In every state there is a time period in which a collection agency has to pursue a claim against a consumer in order to collect a debt. This is known as a Statute of Limitations. While the time varies from state to state and is usually dependent on the type of debt, there is usually some form of SoL in play. Debts that have passed their statute of limitations are referred to as time barred debts.

Debt collectors can still contact and request payment for time-barred debt, but they cannot sue. FDCPA prohibits a collection agency from suing, or threatening to sue, for a time-barred debt. This is different than the time that negative information stays on credit reports, which is seven years.

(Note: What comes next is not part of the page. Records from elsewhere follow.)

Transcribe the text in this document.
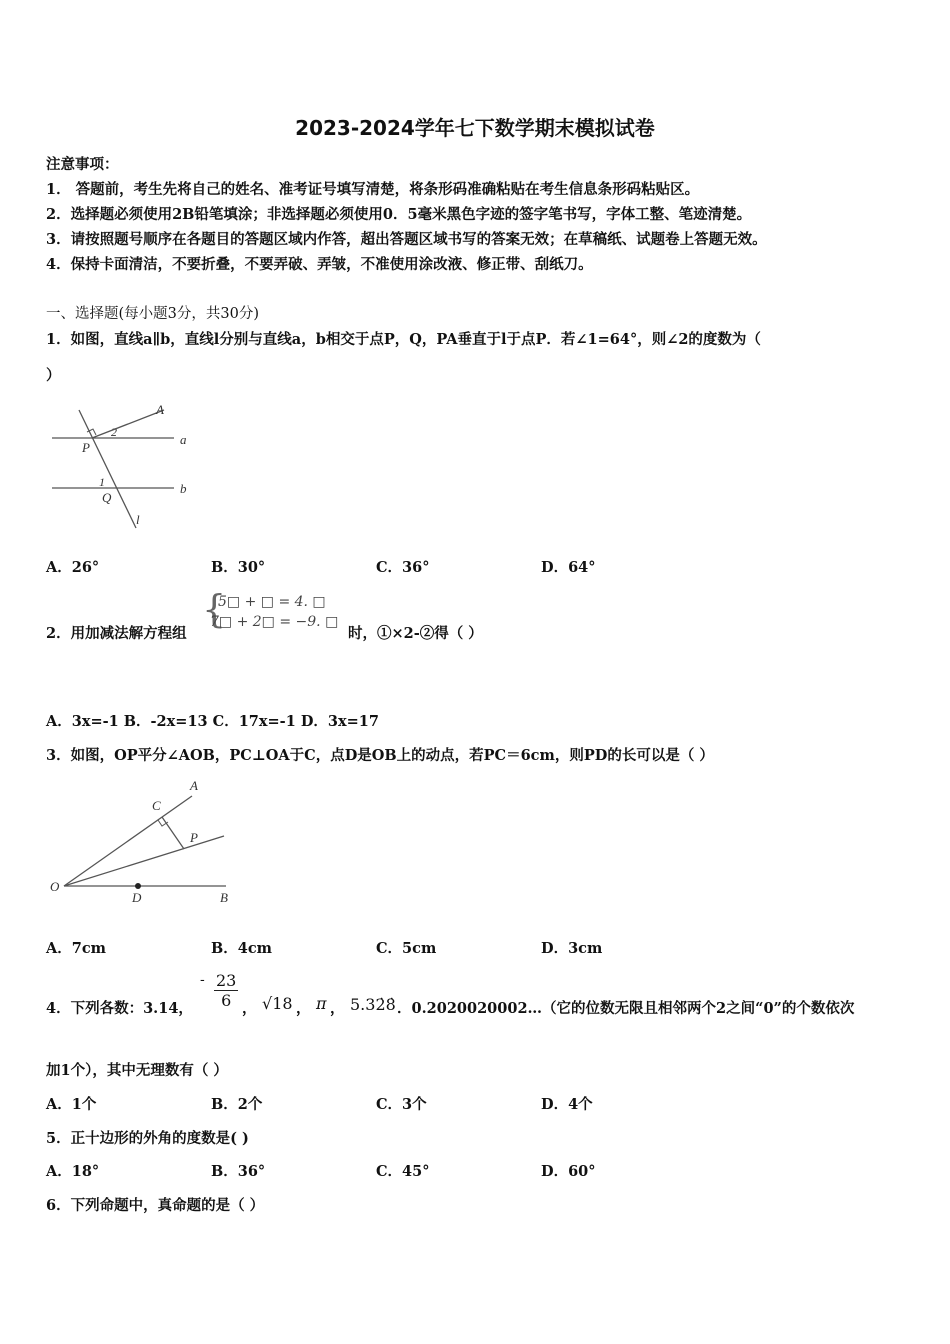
2023-2024学年七下数学期末模拟试卷
注意事项：
1． 答题前，考生先将自己的姓名、准考证号填写清楚，将条形码准确粘贴在考生信息条形码粘贴区。
2．选择题必须使用2B铅笔填涂；非选择题必须使用0．5毫米黑色字迹的签字笔书写，字体工整、笔迹清楚。
3．请按照题号顺序在各题目的答题区域内作答，超出答题区域书写的答案无效；在草稿纸、试题卷上答题无效。
4．保持卡面清洁，不要折叠，不要弄破、弄皱，不准使用涂改液、修正带、刮纸刀。
一、选择题(每小题3分，共30分)
1．如图，直线a∥b，直线l分别与直线a，b相交于点P，Q，PA垂直于l于点P．若∠1=64°，则∠2的度数为（
）
A
2	a
P
1	b
Q
l
A．26°	B．30°	C．36°	D．64°
2．用加减法解方程组
{
5□ + □ = 4. □
7□ + 2□ = −9. □
时，①×2-②得（ ）
A．3x=-1 B．-2x=13 C．17x=-1 D．3x=17
3．如图，OP平分∠AOB，PC⊥OA于C，点D是OB上的动点，若PC＝6cm，则PD的长可以是（ ）
A
C
P
O
D	B
A．7cm	B．4cm	C．5cm	D．3cm
4．下列各数：3.14，
- $\frac{23}{6}$ ， √18 ， π ， 5.32̇8̇ ．0.2020020002…（它的位数无限且相邻两个2之间“0”的个数依次
加1个），其中无理数有（ ）
A．1个	B．2个	C．3个	D．4个
5．正十边形的外角的度数是( )
A．18°	B．36°	C．45°	D．60°
6．下列命题中，真命题的是（ ）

The type of debts that may affect the SoL are open end accounts and closed end accounts. An open-end account is an account where the balance may be added onto and is changing constantly, like a credit card. A closed-end account is an account that has a fixed amount and is expected to be repaid at the end of a certain amount of time. This includes car, home and student loans, among other types of fixed debt. Usually, open-end accounts have a longer SoL than closed-end accounts, as open-end accounts may acquire more charges.

Certain things can make the time be reset on SoLs, such as:

  • Making a payment. If a partial payment is made, generally this will set back the SoL and the debt will stop being a time-barred debt. In this instance, it is best to work out regular payments.
  • Promising to make a payment, whether in writing or verbally. Make sure that you can commit to the payments in an effort to not be sued for the debt. Make sure that the agreement includes that the collection agency will not sue if the payments are being met.

There are several way to deal with time expired debts that you are being contacted about. It is important to get advice from an attorney about which strategy is the best:

  • Ask that the collection agency not contact you.
  • Ignore contact attempts from the agency.
  • Ask for verification of the debt.
  • Make a partial payment.
  • Negotiate to settle the debt for a lower amount.
  • Pay the debt in full.

There are a few ways that you can file a claim against a collection agency that violates the FDCPA. You can file in small claims court, with the FTC or with the state attorney general. But we recommend that you file the claim in state court. You will have the opportunity to present all of your case materials, and you have the opportunity to collect the largest amount of damages possible.

These attorneys can be located by contacting the bar association or doing an online search of collection attorneys. Also, consumers can research collection attorneys on the internet. Usually, you will have one year from the date of the incident in which to file. You will have a wide range of attorneys who handle collection claims.